Ausgangspunkt ist die ehrliche Antwort auf die Frage: Was will ich wirklich tun und warum? Wer seine Aufgabe, seinen Job auch dann ausüben würde, wenn er dafür nicht bezahlt würde, wer im Beruf auch eine persönliche Berufung sieht, die keine Grenze oder Kluft zwischen Arbeit und Privatleben erzeugt, ist wohl auf dem richtigen Platz und auch in seiner Kraft. Meine Erfahrung aus der Arbeit mit zigtausenden Menschen an ihren persönlichen Visionen und Missionen ist: Viele arbeiten unbewusst über Jahrzehnte Todo-Listen ab, ohne sich die wesentlichen Fragen jemals zu stellen. Erfolg entsteht aber immer aus der eigenen Mitte. Ein Mensch, der sein Warum gefunden hat, braucht niemanden, der ihn von außen motiviert: Er begeistert, inspiriert und bestärkt sich selbst durch das alltägliche Tun. Er sieht in jedem Tag und jedem Task – auch in den weniger angenehmen – eine Chance auf persönliche Weiterentwicklung. Er achtet eigenverantwortlich auf die eigenen Ressourcen, um in seiner Energie, in seiner Freude und in seiner Leistungsfähigkeit zu bleiben, weil ihm wichtig ist, einen guten Job zu machen, damit sein individueller Beitrag auch wertvoll für die anderen ist. Mit solchen Menschen zu arbeiten, ist ein Privileg. Es werden immer mehr, die sich auf den Weg zu dieser inneren Kraft machen. Ich bin sehr dankbar, mit vielen von ihnen arbeiten zu dürfen.
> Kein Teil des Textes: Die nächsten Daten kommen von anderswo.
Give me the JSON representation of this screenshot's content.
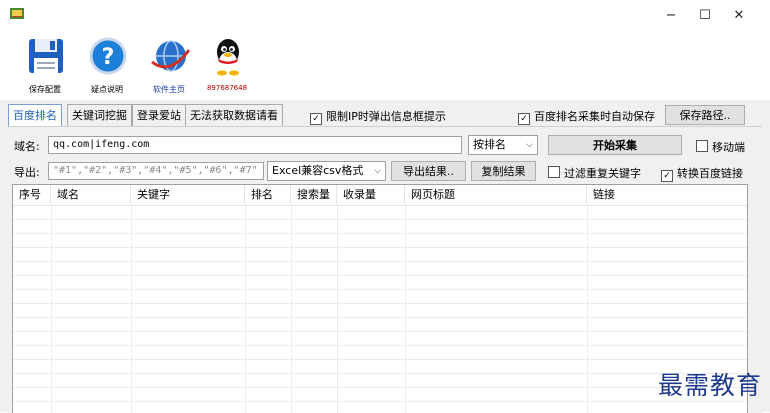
{
  "window": {
    "minimize": "−",
    "maximize": "☐",
    "close": "✕"
  },
  "toolbar": {
    "save_config": "保存配置",
    "faq": "疑点说明",
    "homepage": "软件主页",
    "qq_number": "897687648"
  },
  "tabs": [
    {
      "label": "百度排名",
      "active": true
    },
    {
      "label": "关键词挖掘",
      "active": false
    },
    {
      "label": "登录爱站",
      "active": false
    },
    {
      "label": "无法获取数据请看",
      "active": false
    }
  ],
  "options": {
    "limit_ip_popup": {
      "label": "限制IP时弹出信息框提示",
      "checked": true
    },
    "auto_save": {
      "label": "百度排名采集时自动保存",
      "checked": true
    },
    "save_path_button": "保存路径.."
  },
  "domain_row": {
    "label": "域名:",
    "value": "qq.com|ifeng.com",
    "sort_select": "按排名",
    "start_button": "开始采集",
    "move_checkbox": {
      "label": "移动端",
      "checked": false
    }
  },
  "export_row": {
    "label": "导出:",
    "format_placeholder": "\"#1\",\"#2\",\"#3\",\"#4\",\"#5\",\"#6\",\"#7\"",
    "format_select": "Excel兼容csv格式",
    "export_button": "导出结果..",
    "copy_button": "复制结果",
    "filter_dup": {
      "label": "过滤重复关键字",
      "checked": false
    },
    "convert_link": {
      "label": "转换百度链接",
      "checked": true
    }
  },
  "table": {
    "columns": [
      "序号",
      "域名",
      "关键字",
      "排名",
      "搜索量",
      "收录量",
      "网页标题",
      "链接"
    ]
  },
  "watermark": "最需教育",
  "colors": {
    "tab_active": "#1e5eb4",
    "qq_text": "#b40000",
    "homepage_text": "#1a3ca8"
  }
}
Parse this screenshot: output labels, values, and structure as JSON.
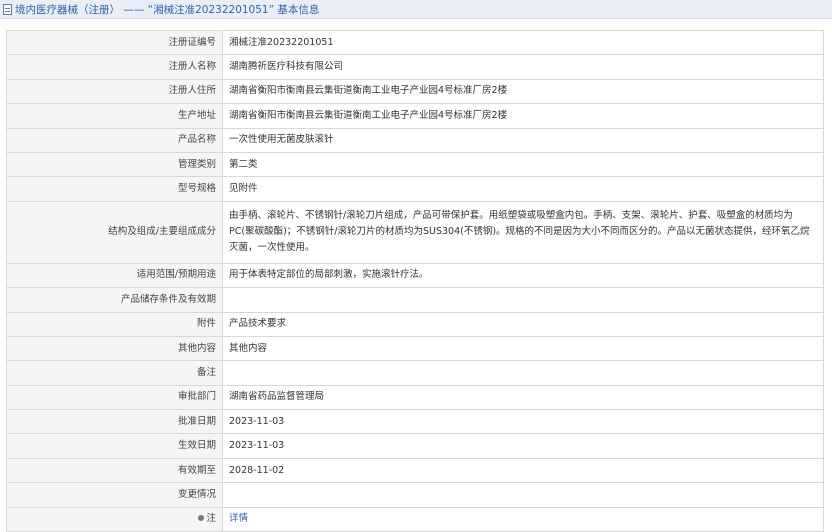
{
  "header": {
    "title": "境内医疗器械（注册） ——  “湘械注准20232201051” 基本信息"
  },
  "rows": [
    {
      "label": "注册证编号",
      "value": "湘械注准20232201051"
    },
    {
      "label": "注册人名称",
      "value": "湖南腾祈医疗科技有限公司"
    },
    {
      "label": "注册人住所",
      "value": "湖南省衡阳市衡南县云集街道衡南工业电子产业园4号标准厂房2楼"
    },
    {
      "label": "生产地址",
      "value": "湖南省衡阳市衡南县云集街道衡南工业电子产业园4号标准厂房2楼"
    },
    {
      "label": "产品名称",
      "value": "一次性使用无菌皮肤滚针"
    },
    {
      "label": "管理类别",
      "value": "第二类"
    },
    {
      "label": "型号规格",
      "value": "见附件"
    },
    {
      "label": "结构及组成/主要组成成分",
      "value": "由手柄、滚轮片、不锈钢针/滚轮刀片组成，产品可带保护套。用纸塑袋或吸塑盒内包。手柄、支架、滚轮片、护套、吸塑盒的材质均为PC(聚碳酸酯)；不锈钢针/滚轮刀片的材质均为SUS304(不锈钢)。规格的不同是因为大小不同而区分的。产品以无菌状态提供，经环氧乙烷灭菌，一次性使用。"
    },
    {
      "label": "适用范围/预期用途",
      "value": "用于体表特定部位的局部刺激，实施滚针疗法。"
    },
    {
      "label": "产品储存条件及有效期",
      "value": ""
    },
    {
      "label": "附件",
      "value": "产品技术要求"
    },
    {
      "label": "其他内容",
      "value": "其他内容"
    },
    {
      "label": "备注",
      "value": ""
    },
    {
      "label": "审批部门",
      "value": "湖南省药品监督管理局"
    },
    {
      "label": "批准日期",
      "value": "2023-11-03"
    },
    {
      "label": "生效日期",
      "value": "2023-11-03"
    },
    {
      "label": "有效期至",
      "value": "2028-11-02"
    },
    {
      "label": "变更情况",
      "value": ""
    },
    {
      "label": "注",
      "value": "详情"
    }
  ]
}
Veränderungen beginnen beim Einzelnen, doch für die meisten Menschen ist es oft schwer, die eigene Komfortzone zu verlassen. Was hilft Ihnen dabei?
Veränderung ist auch ein menschliches Grundbedürfnis. Ich bin im Herbst 2015 im Zuge einer Tour in der Dachstein-Südwand an einer Schlüsselstelle in eine Stillstand-Situation gekommen, wo ich weder nach vor noch zurück konnte. An dieser Stelle wurde mir bewusst: Stillstand ist keine Option! Es geht immer wieder darum, die eigene Sichtweise, die eigene Ausrichtung zu hinterfragen, zu verändern und entsprechend neu zu handeln. Weil das ganze Leben eine einzige Schlüsselstelle ist. Die Komfortzone zu verlassen bedeutet, das Leben zu entdecken. Persönliche Entwicklung folgt diesem Prinzip: Es gibt kein Zurück, vom ersten Moment unseres Menschseins an – schon die Geburt ist ein unvermeidbares Verlassen einer Komfortzone, die ab einem gewissen Zeitpunkt unkomfortabel wird. Wer sich bewusst auf den Weg macht, möchte im Aufbruch bleiben. Menschen auf diesem Weg ein Stück weit zu begleiten, ist nicht nur eine verantwortungsvolle und schöne Aufgabe. Sie ist auch für mich immer wieder Inspiration, selbst bei allem, was ich tue, Aufbruch zu bleiben.

Das Gespräch mit Felix Gottwald führte Renate Haiden.

Zusammenfassung

Die beiden Themen krebserzeugende Arbeitsstoffe und Bewegungsarmut standen im Zentrum des diesjährigen Forums Prävention der AUVA in Innsbruck. Keynote-Speaker war der erfolgreiche Wintersportler Felix Gottwald.